Les élus votent des lois répressives à un rytme étonnant. Il y eut en particulier un projet de loi sur la "prévention de la délinquance". En février 2007, une conférence de presse associant usagers et professionnels de la psychiatrie, et la plupart de leurs organismes représentatifs, dénonça l'amalgame entre délinquance et troubles psychiatriques fait dans ce projet de loi. Il y eut alors recul du pouvoir. Provisoirement.

Maintenant, est arrivée la loi du 25 février 2008 relative à la rétention de sûreté. Elle fut critiquée dans deux revues (il y aurait d'autres exemples) qui ne sont pas connues pour leur anticonformisme, mais qui sont de grande qualité, "l' Information psychiatrique" (revue de psychiatres) et le Nouvel âne (une des revues de l'Ecole de la Cause freudienne).

L'éditorial de l'Information psychiatrique (juin-juillet 2008), écrit par T. Trémine, note: "On n'entend guère parler de notre discipline que par l'intermédiaire du rapport crime/expert, dans les affaires de crime sexuel ou de folie sanguinaire". Il poursuit en montrant combien le "Mal" est "naturalisé" et conclut que "cela "empoisonnera nos pratiques dans les années à venir".

Dans la même revue, J.L. Senon souligne le risque de "laisser penser que la psychiatrie a des soins à donner au criminel, soins immanquablement susceptibles de limiter le risque de récidive". Il rappelle que les auteurs de crime ne sont qu'exceptionnellement des malades mentaux".

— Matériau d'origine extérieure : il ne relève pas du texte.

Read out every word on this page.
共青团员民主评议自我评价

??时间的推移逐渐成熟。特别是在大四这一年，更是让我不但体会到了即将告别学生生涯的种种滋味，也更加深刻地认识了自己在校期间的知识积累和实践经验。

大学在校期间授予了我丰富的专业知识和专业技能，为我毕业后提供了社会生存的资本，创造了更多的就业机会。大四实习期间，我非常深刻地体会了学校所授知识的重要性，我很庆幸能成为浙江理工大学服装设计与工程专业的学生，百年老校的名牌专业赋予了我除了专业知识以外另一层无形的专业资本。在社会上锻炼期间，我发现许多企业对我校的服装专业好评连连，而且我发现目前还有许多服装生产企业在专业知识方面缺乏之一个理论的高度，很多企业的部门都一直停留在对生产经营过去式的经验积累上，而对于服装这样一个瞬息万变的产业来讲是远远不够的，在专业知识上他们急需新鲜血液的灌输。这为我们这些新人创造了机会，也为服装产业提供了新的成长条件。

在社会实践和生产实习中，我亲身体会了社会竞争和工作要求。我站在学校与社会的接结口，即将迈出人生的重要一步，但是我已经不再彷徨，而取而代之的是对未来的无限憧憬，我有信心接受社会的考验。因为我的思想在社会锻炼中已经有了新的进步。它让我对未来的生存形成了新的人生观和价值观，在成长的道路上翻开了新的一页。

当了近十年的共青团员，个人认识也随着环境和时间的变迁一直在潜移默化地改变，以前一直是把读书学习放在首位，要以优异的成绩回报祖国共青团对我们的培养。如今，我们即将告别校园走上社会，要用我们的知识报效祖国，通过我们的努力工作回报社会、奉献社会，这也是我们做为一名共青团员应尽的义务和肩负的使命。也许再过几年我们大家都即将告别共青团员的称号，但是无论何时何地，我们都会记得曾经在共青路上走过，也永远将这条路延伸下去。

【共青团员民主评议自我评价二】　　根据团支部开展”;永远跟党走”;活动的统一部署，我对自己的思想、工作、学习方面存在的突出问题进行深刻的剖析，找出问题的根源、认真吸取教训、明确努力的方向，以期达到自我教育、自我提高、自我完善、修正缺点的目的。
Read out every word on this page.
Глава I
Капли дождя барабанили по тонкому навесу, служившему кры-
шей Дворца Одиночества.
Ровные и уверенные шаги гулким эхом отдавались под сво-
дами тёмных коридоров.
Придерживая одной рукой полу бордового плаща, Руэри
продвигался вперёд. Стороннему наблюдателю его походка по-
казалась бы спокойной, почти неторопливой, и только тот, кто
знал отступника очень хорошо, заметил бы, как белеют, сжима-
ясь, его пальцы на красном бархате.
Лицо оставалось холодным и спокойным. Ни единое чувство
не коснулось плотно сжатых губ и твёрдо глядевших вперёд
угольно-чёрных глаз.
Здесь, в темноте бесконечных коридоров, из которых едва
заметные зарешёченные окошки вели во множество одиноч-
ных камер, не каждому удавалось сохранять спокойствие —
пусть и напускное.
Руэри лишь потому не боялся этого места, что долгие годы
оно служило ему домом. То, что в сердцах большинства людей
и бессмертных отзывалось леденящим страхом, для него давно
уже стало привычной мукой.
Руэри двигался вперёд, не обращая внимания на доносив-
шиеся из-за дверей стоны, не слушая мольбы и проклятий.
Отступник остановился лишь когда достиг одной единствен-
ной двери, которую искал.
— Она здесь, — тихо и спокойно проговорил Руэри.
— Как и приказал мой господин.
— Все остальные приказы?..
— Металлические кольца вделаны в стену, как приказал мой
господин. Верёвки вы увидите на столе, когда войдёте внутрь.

Puis C.O. Doron démontre que ce projet de loi vient justifier la notion de peine illimitée, logiquement déduite d'une conception gouvernementale de la "dangérosité". Il affirme donc que cette nouvelle loi porte en elle-même "le principe de l'arbitraire et de l'abus".

Dans le Nouvel âne(n°9, juillet 2008), N. Jaudel commente aussi cette loi: "il s'agit de stigmatiser certains hommes comme radicalement extérieurs à l'espèce humaine, les éloigner définitivement de la communauté et s'en laver les mains. (...)Le règne de l'état d'exception permanent, le fichage et la réification sous le masque de la sollicitude, la ségrégation et l'expiation infinie justifiée par la pseudo-science, c'est un projet de civilisation, en effet, à chacun de savoir s'il veut y souscrire".

La résistance à cette offensive répressive existe donc. La psychiatrie comme discipline est menacée, la psychanalyse aussi; mais, au-delà, c'est la liberté d'expression qui est en danger. La psychanalyse qui développe un discours sur le sujet comme être de parole, divisé et à l'incomplétude radicale, porte potentiellement une conception de l'être humain hétérogène à cette idéologie répressive qui supporte le développement de l'Etat pénal. C'est un discours d'émancipation sociale, ce sont des pratiques politiques et sociales mettant en échec cette politique répressive qui sont urgentes.